Posted: 3:19pm on Jan 11, 2010; Modified: 4:53pm on Jan 11, 2010

There's something ridiculous about building a celebrity millionaire movie career around playing awkward, nerdy, no-friends virgins.

That's like convincing all your neighbors to go green and give up their SUVs, then scooping up their Expeditions to open a used car lot. Or using your fame as a trophy dinosaur hunter to lobby for the creation of a prehistoric ASPCA. After a while, you really have to choose one path or the other, or at least you would if you weren't so busy plunging wads of twenties down your money-well (this is how the smart rich invest) to have to worry about anything.

-- Local show times, theaters, trailer.

Along with the "I've seen this before" factor, that's probably why I'm no longer jazzed about seeing Michael Cera's name attached to a project. That and I'm a fickle, easily bored consumer who demands constant variety out of my entertainment slaves! So it's no wonder the newest "Michael Cera struggles to get laid" joint, Youth in Revolt, thoroughly failed to arouse my overstimulated attention span.

On the run from angry sailors, Cera's mom takes them to a lakeside campsite to wait for the heat to die down. There, Cera meets and instantly falls in love with Portia Doubleday, the intellectual equal to his wimpy, hypersmart virgin.

When it's time to go home, their budding relationship may be brought to an end. But if they can get Cera moved to Doubleday's town — a scheme that involves alter egos, felony arson and the wrangling of Doubleday's fundamentalist parents — they may just have a chance.

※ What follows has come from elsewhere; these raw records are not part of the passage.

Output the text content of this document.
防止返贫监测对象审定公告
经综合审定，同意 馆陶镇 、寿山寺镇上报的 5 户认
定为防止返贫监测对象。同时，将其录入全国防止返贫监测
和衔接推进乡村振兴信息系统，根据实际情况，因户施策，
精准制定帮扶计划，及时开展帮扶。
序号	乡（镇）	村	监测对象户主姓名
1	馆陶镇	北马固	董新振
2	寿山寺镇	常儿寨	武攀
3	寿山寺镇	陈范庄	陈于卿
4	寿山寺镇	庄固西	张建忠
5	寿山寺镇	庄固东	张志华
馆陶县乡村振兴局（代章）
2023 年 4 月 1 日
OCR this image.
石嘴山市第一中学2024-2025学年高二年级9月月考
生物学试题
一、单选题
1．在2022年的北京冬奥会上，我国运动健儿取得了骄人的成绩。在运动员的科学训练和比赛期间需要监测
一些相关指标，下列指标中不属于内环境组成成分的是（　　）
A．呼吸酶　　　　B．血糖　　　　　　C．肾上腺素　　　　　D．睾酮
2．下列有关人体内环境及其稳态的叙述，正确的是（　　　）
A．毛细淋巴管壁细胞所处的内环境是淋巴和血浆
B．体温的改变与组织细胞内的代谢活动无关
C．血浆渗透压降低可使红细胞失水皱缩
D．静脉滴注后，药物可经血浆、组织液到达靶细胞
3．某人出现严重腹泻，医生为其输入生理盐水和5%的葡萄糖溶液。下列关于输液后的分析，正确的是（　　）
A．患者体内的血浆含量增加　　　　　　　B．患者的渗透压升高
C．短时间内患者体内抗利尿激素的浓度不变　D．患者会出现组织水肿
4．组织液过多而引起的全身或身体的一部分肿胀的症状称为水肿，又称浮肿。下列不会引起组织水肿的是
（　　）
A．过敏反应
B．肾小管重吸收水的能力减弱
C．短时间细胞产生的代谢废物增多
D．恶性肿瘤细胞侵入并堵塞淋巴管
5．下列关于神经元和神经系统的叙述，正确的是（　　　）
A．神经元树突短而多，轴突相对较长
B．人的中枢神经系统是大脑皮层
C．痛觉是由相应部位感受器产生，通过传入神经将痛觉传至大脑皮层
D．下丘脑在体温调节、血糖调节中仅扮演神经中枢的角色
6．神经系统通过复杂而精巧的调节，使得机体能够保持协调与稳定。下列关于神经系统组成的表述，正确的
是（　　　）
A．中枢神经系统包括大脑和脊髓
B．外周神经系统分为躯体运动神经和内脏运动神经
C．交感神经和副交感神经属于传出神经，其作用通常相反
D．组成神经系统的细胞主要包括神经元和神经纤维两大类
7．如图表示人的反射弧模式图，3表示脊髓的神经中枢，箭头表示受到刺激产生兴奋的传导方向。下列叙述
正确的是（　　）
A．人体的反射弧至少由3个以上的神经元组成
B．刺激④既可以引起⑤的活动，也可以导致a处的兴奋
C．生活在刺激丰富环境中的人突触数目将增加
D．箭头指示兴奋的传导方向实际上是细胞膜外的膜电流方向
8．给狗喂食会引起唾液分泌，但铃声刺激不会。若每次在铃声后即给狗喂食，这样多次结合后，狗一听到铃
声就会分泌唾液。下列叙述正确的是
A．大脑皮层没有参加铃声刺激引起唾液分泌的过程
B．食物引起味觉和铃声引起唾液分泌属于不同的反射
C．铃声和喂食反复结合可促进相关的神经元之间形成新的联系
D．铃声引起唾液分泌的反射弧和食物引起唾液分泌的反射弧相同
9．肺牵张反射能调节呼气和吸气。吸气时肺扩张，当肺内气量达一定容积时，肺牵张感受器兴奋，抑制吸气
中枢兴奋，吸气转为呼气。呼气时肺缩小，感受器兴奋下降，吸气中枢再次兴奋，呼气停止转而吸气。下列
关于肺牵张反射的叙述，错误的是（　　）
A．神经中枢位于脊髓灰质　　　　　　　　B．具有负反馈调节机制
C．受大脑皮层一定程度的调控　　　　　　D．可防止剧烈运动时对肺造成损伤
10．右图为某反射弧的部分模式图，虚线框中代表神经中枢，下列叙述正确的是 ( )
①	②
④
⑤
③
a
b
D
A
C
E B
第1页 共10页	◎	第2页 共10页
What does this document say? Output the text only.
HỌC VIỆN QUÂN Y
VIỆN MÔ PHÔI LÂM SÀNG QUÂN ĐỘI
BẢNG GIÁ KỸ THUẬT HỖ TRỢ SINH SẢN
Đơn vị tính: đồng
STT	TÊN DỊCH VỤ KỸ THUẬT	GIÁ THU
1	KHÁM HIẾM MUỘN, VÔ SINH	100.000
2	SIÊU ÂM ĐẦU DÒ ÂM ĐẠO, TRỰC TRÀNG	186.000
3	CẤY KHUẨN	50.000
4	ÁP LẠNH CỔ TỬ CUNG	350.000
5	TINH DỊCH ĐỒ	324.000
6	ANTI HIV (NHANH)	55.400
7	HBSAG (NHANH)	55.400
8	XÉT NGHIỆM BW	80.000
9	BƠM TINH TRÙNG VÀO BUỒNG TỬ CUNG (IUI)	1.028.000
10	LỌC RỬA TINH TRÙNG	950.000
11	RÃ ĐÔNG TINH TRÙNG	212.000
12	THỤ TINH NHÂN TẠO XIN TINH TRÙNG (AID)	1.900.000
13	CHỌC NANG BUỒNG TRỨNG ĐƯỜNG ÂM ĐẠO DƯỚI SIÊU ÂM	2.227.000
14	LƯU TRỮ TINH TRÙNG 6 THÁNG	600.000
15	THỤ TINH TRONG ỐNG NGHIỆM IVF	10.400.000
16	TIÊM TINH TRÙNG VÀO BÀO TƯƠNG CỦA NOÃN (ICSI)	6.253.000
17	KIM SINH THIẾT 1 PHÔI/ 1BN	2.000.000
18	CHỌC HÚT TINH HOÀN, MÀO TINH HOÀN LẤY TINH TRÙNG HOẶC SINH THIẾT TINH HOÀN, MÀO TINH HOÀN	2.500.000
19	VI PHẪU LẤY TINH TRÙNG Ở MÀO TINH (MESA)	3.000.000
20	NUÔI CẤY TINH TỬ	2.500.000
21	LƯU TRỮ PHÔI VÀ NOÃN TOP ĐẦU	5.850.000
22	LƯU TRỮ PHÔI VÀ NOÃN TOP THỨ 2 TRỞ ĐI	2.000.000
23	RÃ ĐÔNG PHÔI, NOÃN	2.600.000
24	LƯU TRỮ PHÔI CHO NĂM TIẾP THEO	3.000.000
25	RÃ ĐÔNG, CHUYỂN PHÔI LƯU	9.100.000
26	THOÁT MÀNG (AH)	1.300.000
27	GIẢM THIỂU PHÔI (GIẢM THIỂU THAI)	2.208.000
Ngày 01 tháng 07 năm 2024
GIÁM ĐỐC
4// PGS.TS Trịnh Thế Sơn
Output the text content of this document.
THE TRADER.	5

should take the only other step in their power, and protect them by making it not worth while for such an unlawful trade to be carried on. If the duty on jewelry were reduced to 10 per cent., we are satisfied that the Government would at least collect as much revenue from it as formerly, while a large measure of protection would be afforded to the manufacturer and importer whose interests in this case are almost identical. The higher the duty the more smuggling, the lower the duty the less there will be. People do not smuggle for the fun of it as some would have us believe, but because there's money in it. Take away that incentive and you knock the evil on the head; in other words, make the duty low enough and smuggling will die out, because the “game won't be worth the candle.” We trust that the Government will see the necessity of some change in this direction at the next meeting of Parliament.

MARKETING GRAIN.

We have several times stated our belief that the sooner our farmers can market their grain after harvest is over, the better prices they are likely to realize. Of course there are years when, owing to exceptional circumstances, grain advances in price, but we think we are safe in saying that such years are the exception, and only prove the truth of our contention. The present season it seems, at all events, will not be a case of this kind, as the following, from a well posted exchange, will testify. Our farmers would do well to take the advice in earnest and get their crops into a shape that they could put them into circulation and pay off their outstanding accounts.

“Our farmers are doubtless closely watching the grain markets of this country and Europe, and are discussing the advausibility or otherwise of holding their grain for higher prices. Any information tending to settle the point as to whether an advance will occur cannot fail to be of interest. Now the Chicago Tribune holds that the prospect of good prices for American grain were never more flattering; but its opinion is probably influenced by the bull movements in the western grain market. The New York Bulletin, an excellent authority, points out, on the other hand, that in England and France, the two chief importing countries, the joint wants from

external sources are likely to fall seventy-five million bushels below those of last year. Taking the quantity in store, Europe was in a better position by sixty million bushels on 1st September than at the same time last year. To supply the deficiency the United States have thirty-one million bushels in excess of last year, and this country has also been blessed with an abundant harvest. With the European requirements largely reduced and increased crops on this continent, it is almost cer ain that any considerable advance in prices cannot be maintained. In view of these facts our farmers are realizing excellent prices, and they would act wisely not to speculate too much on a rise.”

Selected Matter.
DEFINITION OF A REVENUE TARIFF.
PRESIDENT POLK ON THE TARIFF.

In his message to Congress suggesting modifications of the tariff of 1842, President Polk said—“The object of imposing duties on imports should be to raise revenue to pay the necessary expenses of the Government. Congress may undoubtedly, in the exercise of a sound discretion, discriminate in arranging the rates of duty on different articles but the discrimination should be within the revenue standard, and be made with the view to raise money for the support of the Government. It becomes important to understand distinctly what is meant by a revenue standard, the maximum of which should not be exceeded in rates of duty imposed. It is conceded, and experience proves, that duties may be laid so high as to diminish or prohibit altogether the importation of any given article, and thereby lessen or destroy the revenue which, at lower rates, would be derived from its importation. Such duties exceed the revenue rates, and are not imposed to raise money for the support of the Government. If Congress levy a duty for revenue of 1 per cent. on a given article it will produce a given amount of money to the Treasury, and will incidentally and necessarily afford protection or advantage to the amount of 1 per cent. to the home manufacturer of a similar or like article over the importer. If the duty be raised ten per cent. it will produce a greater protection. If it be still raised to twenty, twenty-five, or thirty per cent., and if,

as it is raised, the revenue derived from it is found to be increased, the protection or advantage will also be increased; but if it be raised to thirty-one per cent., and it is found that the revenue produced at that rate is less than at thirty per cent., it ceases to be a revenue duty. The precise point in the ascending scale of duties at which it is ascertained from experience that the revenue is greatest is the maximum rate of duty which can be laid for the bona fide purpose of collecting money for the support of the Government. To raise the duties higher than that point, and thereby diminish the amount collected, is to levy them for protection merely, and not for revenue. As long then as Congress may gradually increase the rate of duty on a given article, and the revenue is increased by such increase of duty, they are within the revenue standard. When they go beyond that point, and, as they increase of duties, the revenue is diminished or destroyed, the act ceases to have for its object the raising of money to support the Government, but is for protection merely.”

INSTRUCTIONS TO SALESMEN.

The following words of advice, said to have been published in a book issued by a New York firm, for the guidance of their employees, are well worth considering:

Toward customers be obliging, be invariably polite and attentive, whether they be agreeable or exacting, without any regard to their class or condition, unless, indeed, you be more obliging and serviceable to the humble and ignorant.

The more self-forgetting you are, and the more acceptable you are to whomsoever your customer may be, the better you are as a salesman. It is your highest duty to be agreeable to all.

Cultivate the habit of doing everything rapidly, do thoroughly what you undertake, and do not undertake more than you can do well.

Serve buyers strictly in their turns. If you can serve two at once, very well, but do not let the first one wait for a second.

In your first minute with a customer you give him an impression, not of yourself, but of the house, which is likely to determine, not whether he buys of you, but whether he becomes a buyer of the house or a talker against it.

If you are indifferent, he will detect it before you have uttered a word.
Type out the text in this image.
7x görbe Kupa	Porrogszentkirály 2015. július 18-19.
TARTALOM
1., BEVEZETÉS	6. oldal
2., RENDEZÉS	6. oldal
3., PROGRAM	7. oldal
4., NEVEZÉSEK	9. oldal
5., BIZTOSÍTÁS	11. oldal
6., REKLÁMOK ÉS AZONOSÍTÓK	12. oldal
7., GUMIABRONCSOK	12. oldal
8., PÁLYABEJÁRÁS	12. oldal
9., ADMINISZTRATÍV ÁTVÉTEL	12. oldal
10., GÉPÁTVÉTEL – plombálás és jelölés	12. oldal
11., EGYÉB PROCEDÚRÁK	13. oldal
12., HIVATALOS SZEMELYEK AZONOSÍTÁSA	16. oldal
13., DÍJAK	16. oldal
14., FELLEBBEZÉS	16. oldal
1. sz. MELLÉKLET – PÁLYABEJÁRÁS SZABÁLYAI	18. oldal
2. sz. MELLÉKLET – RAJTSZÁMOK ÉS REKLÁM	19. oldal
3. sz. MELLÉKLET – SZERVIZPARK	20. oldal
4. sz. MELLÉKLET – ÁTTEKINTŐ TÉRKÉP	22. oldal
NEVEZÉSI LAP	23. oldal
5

Unfortunately, I never gave a damn whether they got back together or died alone in separate nests of French poetry and sadness. Cera and Doubleday share so little initial screen time their week together feels more like they brushed shoulders on a sidewalk. I get this is teenage love, meaning it defies even the already-loose rules of normal love (had to rephrase that from "adult love"), so it's not that I don't believe they could fall for each other so fast. I just don't know them well enough to care.

Also, they're pretty much jerks. There's a thin line between shenanigans and sociopathy. Even within the removed context of movie-watching, where I'll lustily cheer the bloody deaths of, well, everyone, I couldn't get behind Youth in Revolt's unrelentingly selfish characters.

As usual, if they'd been funny, it would have been a different story. Humor excuses everything. The Producers made Hitler funny. You could get away with using a team of chained toddlers as sled dogs so long as you told some good jokes while you were mushing around. Or at least made your team wear funny hats.

It isn't entirely laughless. Cera's alter ego — a suave badboy named Francois Dillinger — has some funny scenes, and a supporting cast stocked with ringers such as Zach Galifianakis, Steve Buscemi, Fred Willard, and M. Emmet Walsh contributes, too.

But Cera's character breaks less ground than a Nerf shovel, and a rushed, abrupt, episodic, convoluted plot tries to cram too much of its source novel into 90-odd minutes of movie. Somehow, it all makes sense, which is a credit to director Miguel Arteta. It's just not really worth paying the attention necessary to follow along.